Some questions about the lecture two
Recently, I'm learning the video tutorials of learning from data . Two questions are lingering in my mind about the lecture two, which focused on the feasibility of learning: the first one is that how to define the feasibility of learning? Is the Hoeffding's Inequality the useful tool to gauge feasibility for one hypothesis h? take the hypothesis h1 and h2 for example, if both satisfy the Hoeffding's Inequality, then what we should do next? Another confusion is that in the case of mutiple h's, the simple solution to the modification of Hoeffding's Inequality could be useless as M is close to infinity. In my opinion ,the Hoeffding's Inequality seems to hold in this situation for the following reason:
P[ Ein(g) − Eout(g) > ǫ ] ≤ P[ Ein(h1) − Eout(h1) > ǫ
or Ein(h2) − Eout(h2) > ǫ· · ·
is no more than the minimum of them, that makes the Hoeffding's Inequality satisified.

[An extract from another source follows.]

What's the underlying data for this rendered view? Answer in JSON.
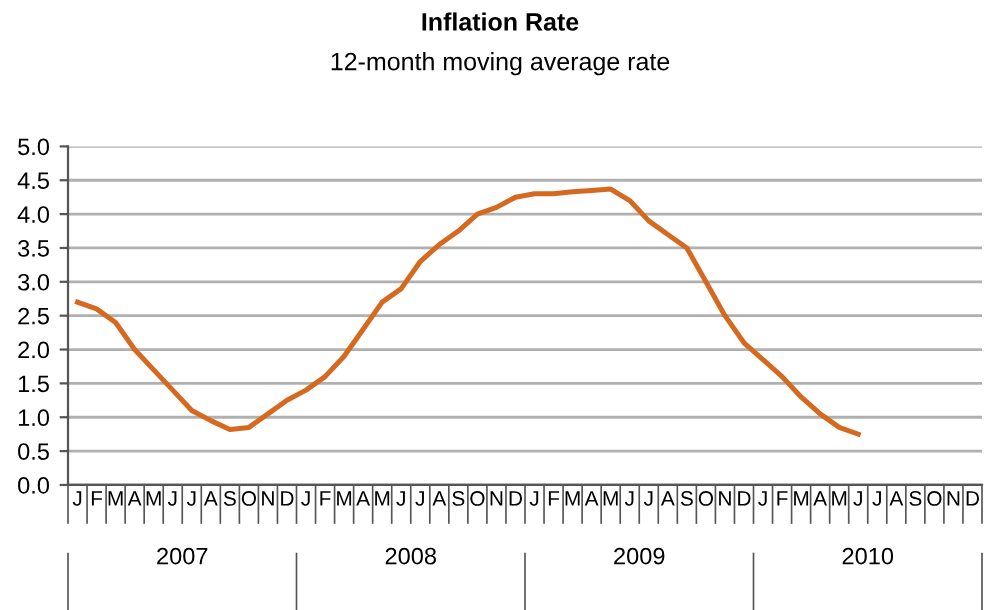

Is there a logical or mathematical error ? When it comes to the exception, I think that even the best learning algorithm could meet the special situation that only few of them could be equal to the target function for randomness, or we could consider this standard : for each hypothesis hi, i=1,2,...M, toss the coin N times, then calculate the possibility of the times that coins get all heads is less than one particular value t. such as N/4 or others. Is this standard viable? All responses are appreciated. Thank you.